After several public hearings, a hearing examiner denied King County’s permit application to complete the final leg of the Eastlake Sammamish Trail. However, King County is now appealing the decision to the Shoreline Hearings Board in order to finish the trail.
A permit from the city of Sammamish to begin construction of the paved trail would allow the county to continue to connect its 11-mile paved trail system that runs from Redmond and Issaquah along Lake Sammamish.
Kevin Brown, director of the Parks and Recreation Division at King County, said trail development was broken up into five segments, the fourth of which was just recently completed in January. The only remaining segment is “South Sammamish B,” a three-and-a-half mile stretch that goes from SE 33rd Street to the intersection of Parkway NE and NE Inglewood Hill Road.
The East Lake Sammamish Trail runs along a historic railroad route that is owned by the county. Brown said the county acquired the trail in the late 1990s through the “rails to trails” program and the development of a connected trail system has been in the county plans since the 1970s. The railroad corridor is about 100-feet wide along the 11-mile trail, Brown said.
The footprint for the trail, he said, was developed by relying on national standards and would be 18 feet wide, with 12 feet of paved trail and two feet on each side for soft shoulder use and a one-foot clear zone on each side.
King County submitted a permit application to the city, but was met with resistance in regards to some of the permit requirements such as overall width of the trail itself. The county appealed those decisions to a hearing examiner in November 2017.
Because this proposed development falls under the Shoreline Substantial Development Plan, it is subject to a public hearing session, said Melanie Anderson, Sammamish city clerk. A hearing examiner determined the ruling on the permit application after receiving testimony from both the county and the city, as well as citizens of Sammamish.
On Jan. 5, 2018, John E. Galt, the hearing examiner, denied the county’s permit application to develop the trail. The Examiner’s report, which took into consideration almost 8,000 pages of documents, studies, and public comments, ruled that the county’s application was incomplete due to not depicting all of the buildings and utilities in the area around the trail path.
“The Examiner concludes that the County’s application was incomplete because the site development plans lack all information required for a complete application… Specifically, they do not depict any utilities and may not depict all structures in the vicinity of the proposed construction,” Galt wrote.
Some of the homeowners along the trail also opposed the county’s application because, in the years before the trail, homes and other private property such as stairs, driveways, docks, boat launches, and landscaping had extended into the county’s right of way in the railroad corridor.

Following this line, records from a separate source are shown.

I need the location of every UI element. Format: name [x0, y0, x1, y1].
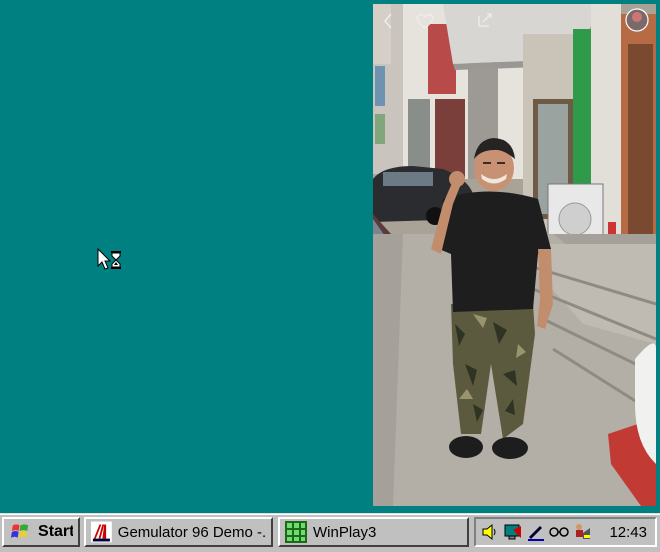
photo-viewer[interactable]: [373, 4, 656, 506]
taskbar-item-gemulator[interactable]: Gemulator 96 Demo -...: [84, 517, 273, 547]
start-label: Start: [38, 523, 73, 540]
start-button[interactable]: Start: [2, 517, 80, 547]
taskbar: Start Gemulator 96 Demo -... WinPlay3 12…: [0, 513, 660, 552]
street-photo: [373, 4, 656, 506]
taskbar-item-label: Gemulator 96 Demo -...: [117, 523, 266, 541]
clock[interactable]: 12:43: [609, 524, 651, 541]
taskbar-item-winplay[interactable]: WinPlay3: [278, 517, 469, 547]
pen-icon[interactable]: [526, 522, 546, 542]
taskbar-item-label: WinPlay3: [313, 523, 377, 541]
winplay-icon: [285, 521, 307, 543]
glasses-icon[interactable]: [549, 522, 569, 542]
monitor-icon[interactable]: [503, 522, 523, 542]
desktop[interactable]: [0, 0, 660, 513]
scheduler-icon[interactable]: [572, 522, 592, 542]
windows-logo-icon: [10, 524, 29, 538]
system-tray: 12:43: [474, 517, 657, 547]
speaker-icon[interactable]: [480, 522, 500, 542]
gemulator-icon: [91, 521, 112, 543]
busy-cursor-icon: [97, 248, 121, 270]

Galt addressed this issue as many of the public comments he received were from these homeowners.
“In many cases, those improvements pre-date King County’s acquisition of the ELST right-of-way; they were apparently installed during the railroad’s control of the right-of-way, when the railroad apparently didn’t care what people did within the right-of-way so long as it didn’t adversely affect the single rail line that ran through the right-of-way,” he writes.
However, Galt said that those issues are unrelated to this matter because King County is able to demonstrate it owns the right of way and the Examiner “cannot deny or condition an otherwise compliant SSDP application to avoid impacts to things which lie within the ELST right-of-way and, thus, within the control of the applicant.”

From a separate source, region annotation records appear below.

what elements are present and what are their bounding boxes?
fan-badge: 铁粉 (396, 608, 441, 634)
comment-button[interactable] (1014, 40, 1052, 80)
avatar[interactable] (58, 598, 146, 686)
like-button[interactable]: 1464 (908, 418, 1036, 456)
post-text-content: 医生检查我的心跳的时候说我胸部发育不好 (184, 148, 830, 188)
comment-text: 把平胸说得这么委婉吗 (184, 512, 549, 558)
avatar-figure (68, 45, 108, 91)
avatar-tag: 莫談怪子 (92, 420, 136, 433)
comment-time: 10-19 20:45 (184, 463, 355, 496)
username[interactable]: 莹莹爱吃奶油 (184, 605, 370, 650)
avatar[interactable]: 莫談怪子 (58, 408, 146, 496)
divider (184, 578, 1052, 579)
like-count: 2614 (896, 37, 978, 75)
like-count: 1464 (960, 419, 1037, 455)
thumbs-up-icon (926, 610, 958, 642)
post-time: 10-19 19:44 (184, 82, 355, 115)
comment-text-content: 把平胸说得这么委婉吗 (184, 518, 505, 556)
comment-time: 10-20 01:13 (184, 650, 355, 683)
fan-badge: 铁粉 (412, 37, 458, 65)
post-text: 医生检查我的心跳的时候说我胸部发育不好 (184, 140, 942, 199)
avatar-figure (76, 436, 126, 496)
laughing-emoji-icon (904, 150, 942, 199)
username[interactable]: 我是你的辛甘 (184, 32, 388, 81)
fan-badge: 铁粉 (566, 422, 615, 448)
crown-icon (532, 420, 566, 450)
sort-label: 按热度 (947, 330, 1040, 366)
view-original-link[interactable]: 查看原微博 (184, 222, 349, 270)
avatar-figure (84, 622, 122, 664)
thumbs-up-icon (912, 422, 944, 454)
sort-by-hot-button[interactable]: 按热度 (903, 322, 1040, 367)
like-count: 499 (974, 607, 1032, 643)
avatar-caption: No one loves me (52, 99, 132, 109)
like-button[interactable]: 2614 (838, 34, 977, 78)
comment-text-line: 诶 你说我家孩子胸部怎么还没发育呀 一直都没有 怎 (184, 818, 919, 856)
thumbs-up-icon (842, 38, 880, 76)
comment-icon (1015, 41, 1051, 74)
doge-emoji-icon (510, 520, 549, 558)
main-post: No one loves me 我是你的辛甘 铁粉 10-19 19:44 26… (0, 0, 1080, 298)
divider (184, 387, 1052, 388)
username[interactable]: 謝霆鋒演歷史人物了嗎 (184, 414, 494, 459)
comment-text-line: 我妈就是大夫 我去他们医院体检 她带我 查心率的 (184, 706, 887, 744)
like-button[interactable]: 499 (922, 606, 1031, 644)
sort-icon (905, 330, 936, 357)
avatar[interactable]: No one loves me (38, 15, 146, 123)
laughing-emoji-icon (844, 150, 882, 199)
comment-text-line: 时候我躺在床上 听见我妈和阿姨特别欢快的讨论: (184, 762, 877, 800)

The resolution of the property right conflicts must be resolved in another forum, he concluded.
The Examiner’s decision is subject to reconsideration and appeal through the State Shoreline Hearings Board, which Brown said the county will pursue as the next step. Brown said the information the Examiner determined was missing was in fact in the application and the county will appeal his decision.

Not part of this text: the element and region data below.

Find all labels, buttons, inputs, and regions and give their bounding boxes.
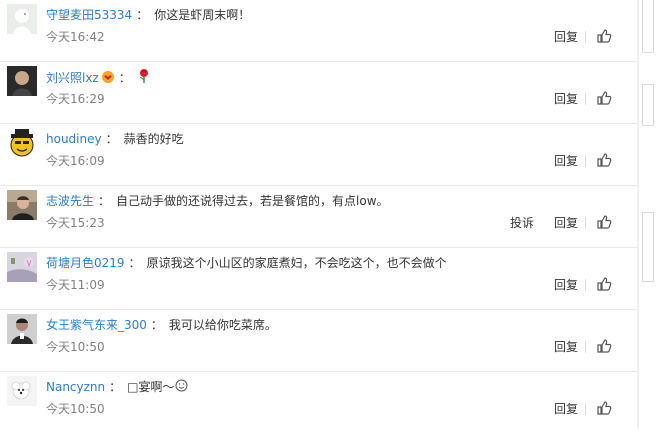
thumbs-up-icon[interactable] xyxy=(596,214,612,230)
comment-time: 今天10:50 xyxy=(46,340,105,354)
comment-text: □宴啊～ xyxy=(127,380,175,394)
comment-time: 今天10:50 xyxy=(46,402,105,416)
colon: ： xyxy=(150,318,163,332)
thumbs-up-icon[interactable] xyxy=(596,276,612,292)
colon: ： xyxy=(98,194,111,208)
reply-button[interactable]: 回复 xyxy=(554,278,578,292)
comment-item: 刘兴照lxz ： 今天16:29 回复 xyxy=(0,62,637,124)
comment-time: 今天11:09 xyxy=(46,278,105,292)
comment-item: 荷塘月色0219： 原谅我这个小山区的家庭煮妇，不会吃这个，也不会做个 今天11:… xyxy=(0,248,637,310)
username-link[interactable]: Nancyznn xyxy=(46,380,105,394)
reply-button[interactable]: 回复 xyxy=(554,154,578,168)
comment-text: 自己动手做的还说得过去，若是餐馆的，有点low。 xyxy=(116,194,389,208)
side-panel-edge xyxy=(637,0,656,429)
comment-text: 我可以给你吃菜席。 xyxy=(168,318,277,332)
reply-button[interactable]: 回复 xyxy=(554,402,578,416)
comment-time: 今天16:42 xyxy=(46,30,105,44)
report-button[interactable]: 投诉 xyxy=(510,216,534,230)
comment-text: 原谅我这个小山区的家庭煮妇，不会吃这个，也不会做个 xyxy=(146,256,447,270)
thumbs-up-icon[interactable] xyxy=(596,400,612,416)
thumbs-up-icon[interactable] xyxy=(596,338,612,354)
colon: ： xyxy=(136,8,149,22)
avatar[interactable] xyxy=(7,4,37,34)
panel-fragment xyxy=(642,212,654,282)
avatar[interactable] xyxy=(7,376,37,406)
panel-border xyxy=(637,0,639,429)
divider xyxy=(585,93,586,105)
divider xyxy=(585,279,586,291)
comment-item: 志波先生 ： 自己动手做的还说得过去，若是餐馆的，有点low。 今天15:23 投诉… xyxy=(0,186,637,248)
thumbs-up-icon[interactable] xyxy=(596,152,612,168)
reply-button[interactable]: 回复 xyxy=(554,216,578,230)
comment-item: Nancyznn ： □宴啊～ 今天10:50 回复 xyxy=(0,372,637,434)
username-link[interactable]: 刘兴照lxz xyxy=(46,71,99,85)
comment-item: 守望麦田53334 ： 你这是虾周末啊！ 今天16:42 回复 xyxy=(0,0,637,62)
rose-icon xyxy=(137,68,151,89)
panel-fragment xyxy=(642,84,654,126)
comment-time: 今天15:23 xyxy=(46,216,105,230)
comment-item: 女王紫气东来_300： 我可以给你吃菜席。 今天10:50 回复 xyxy=(0,310,637,372)
comment-item: houdiney： 蒜香的好吃 今天16:09 回复 xyxy=(0,124,637,186)
divider xyxy=(585,341,586,353)
comment-list: 守望麦田53334 ： 你这是虾周末啊！ 今天16:42 回复 刘兴照lxz ： 今天… xyxy=(0,0,637,429)
comment-time: 今天16:09 xyxy=(46,154,105,168)
username-link[interactable]: 守望麦田53334 xyxy=(46,8,132,22)
colon: ： xyxy=(105,132,118,146)
username-link[interactable]: 荷塘月色0219 xyxy=(46,256,125,270)
username-link[interactable]: 志波先生 xyxy=(46,194,94,208)
divider xyxy=(585,155,586,167)
thumbs-up-icon[interactable] xyxy=(596,28,612,44)
avatar[interactable] xyxy=(7,190,37,220)
smile-icon xyxy=(175,379,188,397)
divider xyxy=(585,31,586,43)
colon: ： xyxy=(109,380,122,394)
comment-text: 你这是虾周末啊！ xyxy=(154,8,251,22)
thumbs-up-icon[interactable] xyxy=(596,90,612,106)
panel-fragment xyxy=(642,0,654,53)
reply-button[interactable]: 回复 xyxy=(554,30,578,44)
reply-button[interactable]: 回复 xyxy=(554,340,578,354)
divider xyxy=(585,217,586,229)
colon: ： xyxy=(118,71,131,85)
colon: ： xyxy=(128,256,141,270)
avatar[interactable] xyxy=(7,128,37,158)
username-link[interactable]: 女王紫气东来_300 xyxy=(46,318,147,332)
comment-time: 今天16:29 xyxy=(46,92,105,106)
avatar[interactable] xyxy=(7,314,37,344)
comment-text: 蒜香的好吃 xyxy=(123,132,184,146)
divider xyxy=(585,403,586,415)
avatar[interactable] xyxy=(7,252,37,282)
reply-button[interactable]: 回复 xyxy=(554,92,578,106)
crown-heart-icon xyxy=(101,70,115,88)
username-link[interactable]: houdiney xyxy=(46,132,102,146)
avatar[interactable] xyxy=(7,66,37,96)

“The timeline would probably be late spring early summer in which would get in front of the shoreline hearings board,” he said. “This is consistent with what happened with the last phase of the trail, we ended up in that Shoreline Hearing Board and were quite successful.”
Brown said the completion of the trial will be a boon to the area and will help improve access between Redmond, Sammamish and Issaquah. Promoting access between the region through biking, jogging, and walking.
“We feel it’s great amenity not just to the community but the region,” he said.